La Russia ha intensificato gli attacchi contro navi e infrastrutture legate alle esportazioni di cereali ucraine. L’obiettivo è quello di danneggiare le capacità economiche di Kyiv, nonché la sua posizione negoziale

Durante gli ultimi giorni, l’apparato militare moscovita è tornato a bersagliare con maggiore frequenza navi e infrastrutture collegate alle capacità di export di Kyiv. Nel pomeriggio di lunedì 7 ottobre, due missili balistici Iskander-M hanno colpito la “Optima”, nave cargo battente bandiera di Palau ed ormeggiata nel porto di Odessa, causando alcuni morti e feriti tra i membri dell’equipaggio. Il giorno precedente anche il mercantile carico di cereali “Paresa”, battente bandiera di Saint Kitty e Nevis, era stato attaccato dalle forze russe nel porto di Pivdennyi, adiacente a quello di Odessa; poche ore dopo, la Russia ha lanciato un’estensiva azione offensiva condotta con droni attraverso l’intero oblast di Odessa. Il mese scorso anche la nave “Aya”, sempre battente bandiera di Saint Kitts e Nevis, è stata colpita da un missile russo nel Mar Nero, mentre un’altra nave, una portaerei battente bandiera di Antigua, è stata solamente danneggiata dall’esplosione di una testata mentre era ancorata nel porto di Odessa.

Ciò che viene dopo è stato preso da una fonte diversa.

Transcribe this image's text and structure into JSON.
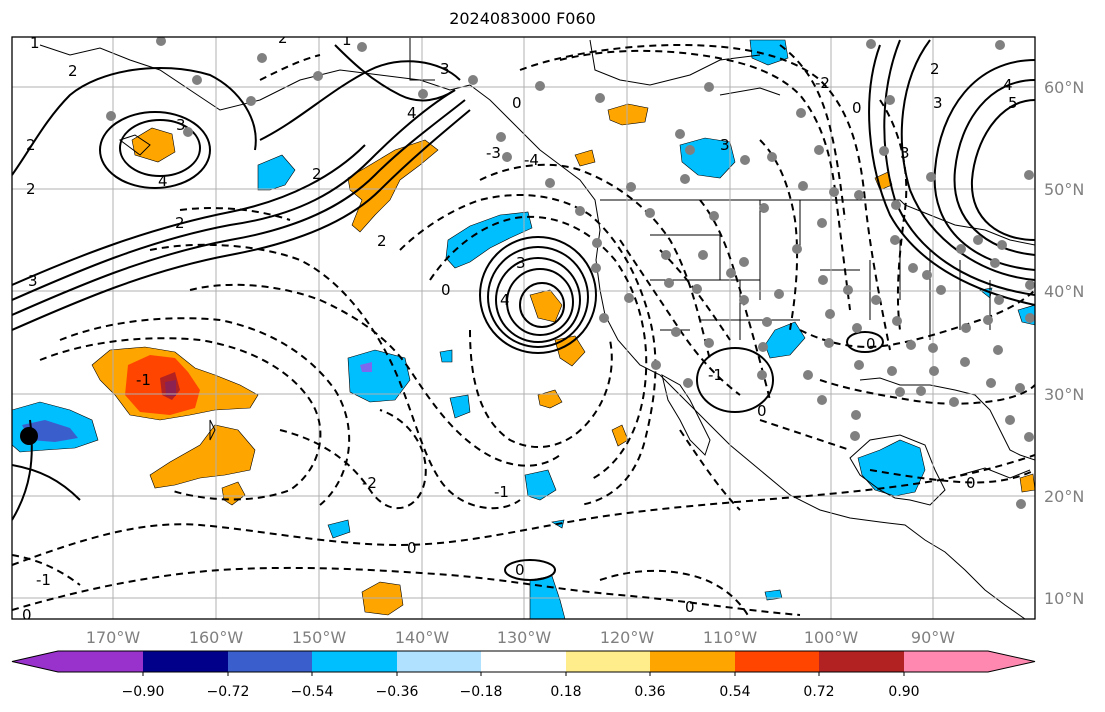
{
  "title": "2024083000 F060",
  "longitude_labels": [
    "170°W",
    "160°W",
    "150°W",
    "140°W",
    "130°W",
    "120°W",
    "110°W",
    "100°W",
    "90°W"
  ],
  "latitude_labels": [
    "60°N",
    "50°N",
    "40°N",
    "30°N",
    "20°N",
    "10°N"
  ],
  "colorbar": {
    "colors": [
      "#9932cc",
      "#00008b",
      "#3a5fcd",
      "#00bfff",
      "#b0e2ff",
      "#ffffff",
      "#ffec8b",
      "#ffa500",
      "#ff4500",
      "#b22222",
      "#ff88b0"
    ],
    "ticks": [
      "−0.90",
      "−0.72",
      "−0.54",
      "−0.36",
      "−0.18",
      "0.18",
      "0.36",
      "0.54",
      "0.72",
      "0.90"
    ]
  },
  "contour_labels": {
    "pos_1": "1",
    "pos_2": "2",
    "pos_3": "3",
    "pos_4": "4",
    "pos_5": "5",
    "zero": "0",
    "neg_1": "-1",
    "neg_2": "-2",
    "neg_3": "-3",
    "neg_4": "-4"
  }
}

L’obiettivo di simili operazioni è facilmente comprensibile: l’intento di Mosca è quello di fermare (o, più realisticamente, di danneggiare) la capacità ucraina di esportare i propri prodotti cerealicoli attraverso il “corridoio sicuro” (che in realtà sono più di uno, e passano sia dal Mar Nero che dal Danubio) che Kyiv è riuscita a istituire dopo che, nell’estate dello scorso anno, il ritiro unilaterale di Mosca aveva posto fine al cosiddetto “accordo sul grano” sponsorizzato dalle Nazioni Unite. Corridoi che sembrano funzionare: con le 11,2 milioni di tonnellate registrate a settembre, le esportazioni settimanali di cereali sono aumentate del 56% rispetto ai 7,2 milioni di tonnellate dello scorso ottobre, secondo i dati pubblicati lunedì dal ministero dell’Agricoltura del Paese.

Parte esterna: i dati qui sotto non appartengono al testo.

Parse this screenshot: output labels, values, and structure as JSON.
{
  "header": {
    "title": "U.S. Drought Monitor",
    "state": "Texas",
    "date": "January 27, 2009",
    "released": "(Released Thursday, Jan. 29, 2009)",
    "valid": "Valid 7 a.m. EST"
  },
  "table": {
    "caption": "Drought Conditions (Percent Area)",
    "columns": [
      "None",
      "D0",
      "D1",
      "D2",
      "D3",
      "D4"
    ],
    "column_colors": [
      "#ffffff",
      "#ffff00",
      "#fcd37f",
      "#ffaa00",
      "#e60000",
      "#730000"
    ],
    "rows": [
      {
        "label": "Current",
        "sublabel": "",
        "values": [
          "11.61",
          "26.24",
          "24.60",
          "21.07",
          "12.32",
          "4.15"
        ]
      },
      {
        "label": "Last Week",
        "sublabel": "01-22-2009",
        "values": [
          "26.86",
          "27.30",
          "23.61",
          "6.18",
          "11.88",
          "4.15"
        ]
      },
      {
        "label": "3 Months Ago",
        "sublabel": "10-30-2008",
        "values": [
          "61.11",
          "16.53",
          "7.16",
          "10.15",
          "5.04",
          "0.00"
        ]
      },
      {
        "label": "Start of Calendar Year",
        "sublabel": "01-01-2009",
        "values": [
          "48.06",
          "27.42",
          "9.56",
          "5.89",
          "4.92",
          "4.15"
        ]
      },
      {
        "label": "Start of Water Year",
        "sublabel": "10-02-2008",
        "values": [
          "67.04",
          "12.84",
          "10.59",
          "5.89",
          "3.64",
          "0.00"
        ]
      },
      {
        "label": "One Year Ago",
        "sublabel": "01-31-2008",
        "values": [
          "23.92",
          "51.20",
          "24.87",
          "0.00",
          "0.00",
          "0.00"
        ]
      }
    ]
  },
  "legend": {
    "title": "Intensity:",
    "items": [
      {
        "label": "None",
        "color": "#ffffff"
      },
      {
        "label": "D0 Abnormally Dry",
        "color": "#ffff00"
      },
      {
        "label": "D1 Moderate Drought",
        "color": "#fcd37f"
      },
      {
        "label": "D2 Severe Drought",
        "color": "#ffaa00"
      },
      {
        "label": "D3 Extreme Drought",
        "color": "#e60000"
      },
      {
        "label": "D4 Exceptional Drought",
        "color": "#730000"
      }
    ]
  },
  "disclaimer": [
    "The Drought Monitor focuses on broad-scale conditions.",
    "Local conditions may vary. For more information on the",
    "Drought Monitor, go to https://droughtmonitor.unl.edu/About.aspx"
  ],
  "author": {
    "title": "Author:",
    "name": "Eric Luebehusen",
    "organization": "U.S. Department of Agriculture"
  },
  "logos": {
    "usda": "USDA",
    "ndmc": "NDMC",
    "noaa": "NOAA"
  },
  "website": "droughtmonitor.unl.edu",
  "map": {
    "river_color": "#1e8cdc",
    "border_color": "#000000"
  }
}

Numeri che avrebbero spinto il Cremlino a prendere di mira questi corridoi. I porti marittimi e fluviali di Odessa sono stati colpiti circa duecento volte dal luglio 2023, secondo i dati condivisi dalle autorità regionali con il Financial Times, utilizzando principalmente missili balistici che possono colpire entro pochi minuti dal lancio e risultano più difficili da intercettare per i sistemi di difesa ucraini.

È lo stesso ministro della ricostruzione ucraino Oleksiy Kuleba a dichiarare che gli attacchi sono stati un tentativo di “interrompere il lavoro di successo” del corridoio di esportazione, aggiungendo che l’obiettivo “può essere solo quello di aumentare l’instabilità in regioni sensibili del mondo che dipendono dalle importazioni di cibo”.

Inficiare l’efficacia delle rotte commerciali attraverso cui l’Ucraina porta avanti le sue esportazioni permette alla Russia di privare l’avversario di importanti fonti di introiti, riducendo la sua capacità di sostenere lo sforzo bellico e indebolendo al contempo la sua posizione negoziale, fattore rilevante nel momento in cui si comincia a sollevare, seppur non apertamente, la possibilità della mediazione di un compromesso tra Mosca e Kyiv. Ottica sotto la quale non si dovrebbe leggere soltanto il rinvigorimento degli attacchi russi verso le esportazioni ucraine, ma anche altri episodi, come ad esempio la stessa offensiva ucraina nell’oblast di Kursk.